PROJECT : Service Management Operations & Delivery
Designation : Senior Systems Engineer
Role : Senior Problem Manager (ITIL Service Management)
Domain : Infrastructure support
Client : CANADA
Responsibilities
- Implement processes, procedures, and approaches for clear and concise feedback to customers and demonstrated compliance with contracted service agreements.
- Responsible for smooth transition/setup of Service Management projects.
- Performing Proactive/Reactive Capacity management through daily checks and trend analysis to ensure that sufficient capacity (in terms of Disk Space) is available for business..
- Identify and assist implementation of initiatives to improve resource usage.
- Identify obsolete Operating Systems and Hardware's in existing environment and provided recommendations to client to upgrade/replace, in order to ensure smooth operation.
- Reviewing and approving RCA documents prepared by Problem Management team for completeness and effectiveness before being sent to Delivery Managers for final approval.
- Ensuring timely submission of RCA documents to Client within specified timelines.
- Liaise with different support teams and stakeholders for progress of aging Problem Tickets and ensure sufficient focus is placed on these tickets.
- Reviewing weekly KPI reports with management to identify focus areas and identify action plans for same.
- Preparing and presenting Monthly Problem and Incident Management Reports to Client and Management.
- Identify opportunities for process or service improvements in order to improve stability of existing system.
- Auditing Problem Tickets on regular basis to ensure that process is followed diligently.
- Management of escalations within team.
- Managing staffing to ensure sufficient availability to manage operations.
- Provide training and guidance to team on processes and techniques used.
- Preparing Ad-hoc reports, based on requests from Management.
- Setting goals for team members and keeping members updated on progress of these goals over assessment year.
- Ensure timely submission and approval of timesheet and shift allowance of team members.
- To engage and work with relevant support teams to investigate root cause of Major Incidents.
- To work with support teams to formulate preventative measures/recommendations based on findings from investigations.
- Create Incident Review Report to identify process gaps that may have caused delay in resolution of Incidents.
- To document findings/action items resulting from Incident review and Root cause investigations.
- To follow up on action items for each problem and drive towards closure.
- To ensure that RCA documents are published to client as per quality and SLA defined by process.
- As part of proactive problem management, perform tower wise Infrastructure Incident Analysis (for all priorities) on weekly and monthly basis.
- To prepare presentation data from analyzed incident records and there by preparing deck/presentation to publish reports to client for respective infra towers on monthly basis.
- Identify trends from incident analysis (Weekly/Monthly/Quarterly) to determine recurring issues in environment, and open problem records as required. Follow up with support teams to formulate preventative & corrective measures to ensure action items are implemented in timely fashion.
- To take part in CAB meetings and MOP review calls for solutions/changes identified as part of Problem Investigation.
- To identify Service Improvement opportunities within existing system, formulate task force and action plans, and to ensure those recommendations are implemented in timely fashion.

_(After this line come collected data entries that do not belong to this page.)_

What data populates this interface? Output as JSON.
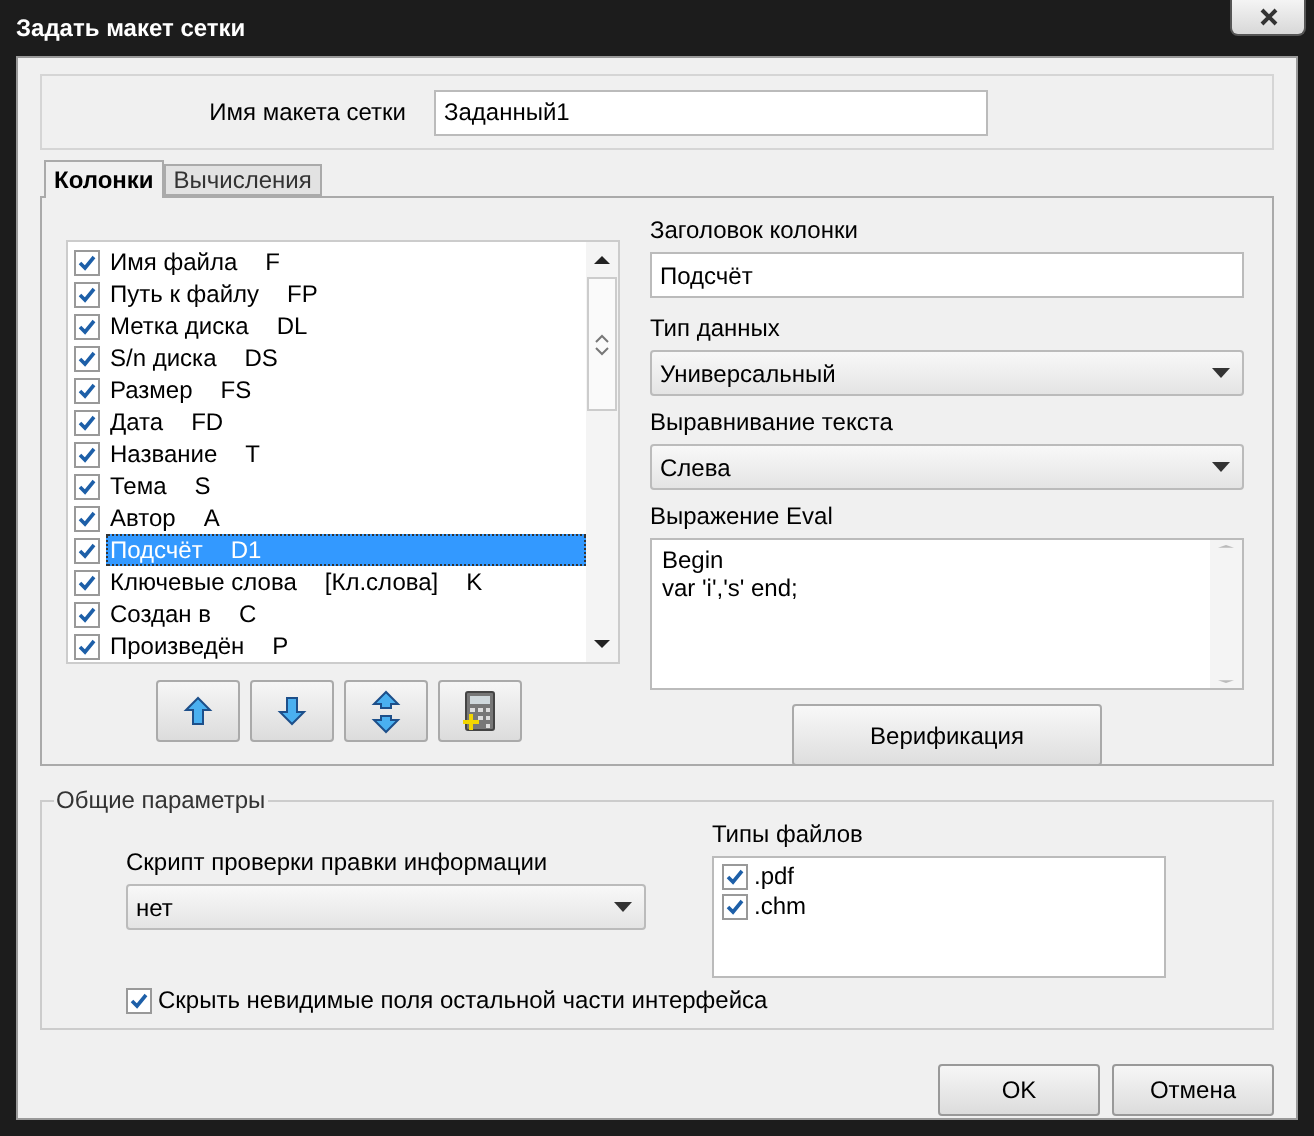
{
  "window": {
    "title": "Задать макет сетки"
  },
  "layout_name": {
    "label": "Имя макета сетки",
    "value": "Заданный1"
  },
  "tabs": [
    {
      "label": "Колонки",
      "selected": true
    },
    {
      "label": "Вычисления",
      "selected": false
    }
  ],
  "columns": [
    {
      "name": "Имя файла",
      "code": "F",
      "checked": true,
      "selected": false
    },
    {
      "name": "Путь к файлу",
      "code": "FP",
      "checked": true,
      "selected": false
    },
    {
      "name": "Метка диска",
      "code": "DL",
      "checked": true,
      "selected": false
    },
    {
      "name": "S/n диска",
      "code": "DS",
      "checked": true,
      "selected": false
    },
    {
      "name": "Размер",
      "code": "FS",
      "checked": true,
      "selected": false
    },
    {
      "name": "Дата",
      "code": "FD",
      "checked": true,
      "selected": false
    },
    {
      "name": "Название",
      "code": "T",
      "checked": true,
      "selected": false
    },
    {
      "name": "Тема",
      "code": "S",
      "checked": true,
      "selected": false
    },
    {
      "name": "Автор",
      "code": "A",
      "checked": true,
      "selected": false
    },
    {
      "name": "Подсчёт",
      "code": "D1",
      "checked": true,
      "selected": true
    },
    {
      "name": "Ключевые слова",
      "alias": "[Кл.слова]",
      "code": "K",
      "checked": true,
      "selected": false
    },
    {
      "name": "Создан в",
      "code": "C",
      "checked": true,
      "selected": false
    },
    {
      "name": "Произведён",
      "code": "P",
      "checked": true,
      "selected": false
    }
  ],
  "column_header": {
    "label": "Заголовок колонки",
    "value": "Подсчёт"
  },
  "data_type": {
    "label": "Тип данных",
    "value": "Универсальный"
  },
  "alignment": {
    "label": "Выравнивание текста",
    "value": "Слева"
  },
  "eval": {
    "label": "Выражение Eval",
    "lines": [
      "Begin",
      "var 'i','s' end;"
    ]
  },
  "verify_button": "Верификация",
  "general": {
    "title": "Общие параметры",
    "script": {
      "label": "Скрипт проверки правки информации",
      "value": "нет"
    },
    "file_types": {
      "label": "Типы файлов",
      "items": [
        {
          "label": ".pdf",
          "checked": true
        },
        {
          "label": ".chm",
          "checked": true
        }
      ]
    },
    "hide_fields": {
      "label": "Скрыть невидимые поля остальной части интерфейса",
      "checked": true
    }
  },
  "buttons": [
    "OK",
    "Отмена"
  ]
}
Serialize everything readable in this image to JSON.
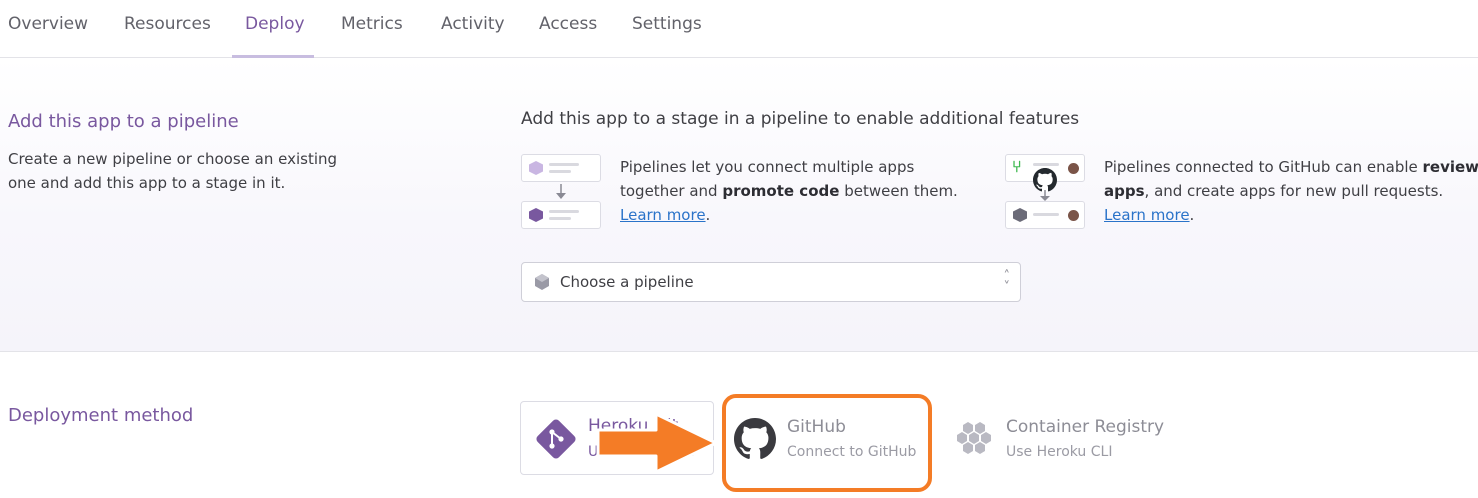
{
  "tabs": [
    {
      "label": "Overview",
      "active": false
    },
    {
      "label": "Resources",
      "active": false
    },
    {
      "label": "Deploy",
      "active": true
    },
    {
      "label": "Metrics",
      "active": false
    },
    {
      "label": "Activity",
      "active": false
    },
    {
      "label": "Access",
      "active": false
    },
    {
      "label": "Settings",
      "active": false
    }
  ],
  "pipeline": {
    "title": "Add this app to a pipeline",
    "description_line1": "Create a new pipeline or choose an existing",
    "description_line2": "one and add this app to a stage in it.",
    "heading": "Add this app to a stage in a pipeline to enable additional features",
    "feature1": {
      "line1": "Pipelines let you connect multiple apps",
      "line2_pre": "together and ",
      "line2_bold": "promote code",
      "line2_post": " between them.",
      "link": "Learn more",
      "link_suffix": "."
    },
    "feature2": {
      "line1_pre": "Pipelines connected to GitHub can enable ",
      "line1_bold": "review",
      "line2_bold": "apps",
      "line2_post": ", and create apps for new pull requests.",
      "link": "Learn more",
      "link_suffix": "."
    },
    "select_placeholder": "Choose a pipeline"
  },
  "deployment": {
    "title": "Deployment method",
    "options": [
      {
        "title": "Heroku Git",
        "subtitle": "Use Heroku CLI",
        "icon": "git-icon"
      },
      {
        "title": "GitHub",
        "subtitle": "Connect to GitHub",
        "icon": "github-icon"
      },
      {
        "title": "Container Registry",
        "subtitle": "Use Heroku CLI",
        "icon": "container-registry-icon"
      }
    ]
  },
  "colors": {
    "accent": "#79589f",
    "link": "#2a73c9",
    "annotation": "#f47c26"
  }
}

Service Improvements/Key Projects
- Setting up automation of various day-to-day activities of Support teams:
Worked with Automation team to develop scripts, that helped to reduce workload of support teams in terms of incidents. Scripts to clear up disk space and pull up Disk space trends were setup, in order to reduce overall number of incidents.
- Formulating generic set of Server Recommendations:
Worked with various server support teams to identify list of generic server recommendations, which were then shared with client for implementation. These recommendations led to major increase in overall stability of existing environment on implementation.
- Set up Capacity planning for Disk Space:
Worked with server support teams to set up Capacity Management process for Disk Space, in order to ensure that sufficient capacity is available for business. Multiple health checks were setup on daily basis to check usage and trending and accordingly counter measures were put into place.
Worked with server support teams to identify unstable/problematic servers in existing environment, which were unstable due to high uptime. Based on identified list of servers, regular reboots were scheduled for such servers in order to improve stability.
Identified servers that were running with non-standard system drive size and worked with clients and support teams to expand drives accordingly. This ensured that there was reduction in overall number of disk space incidents on these servers.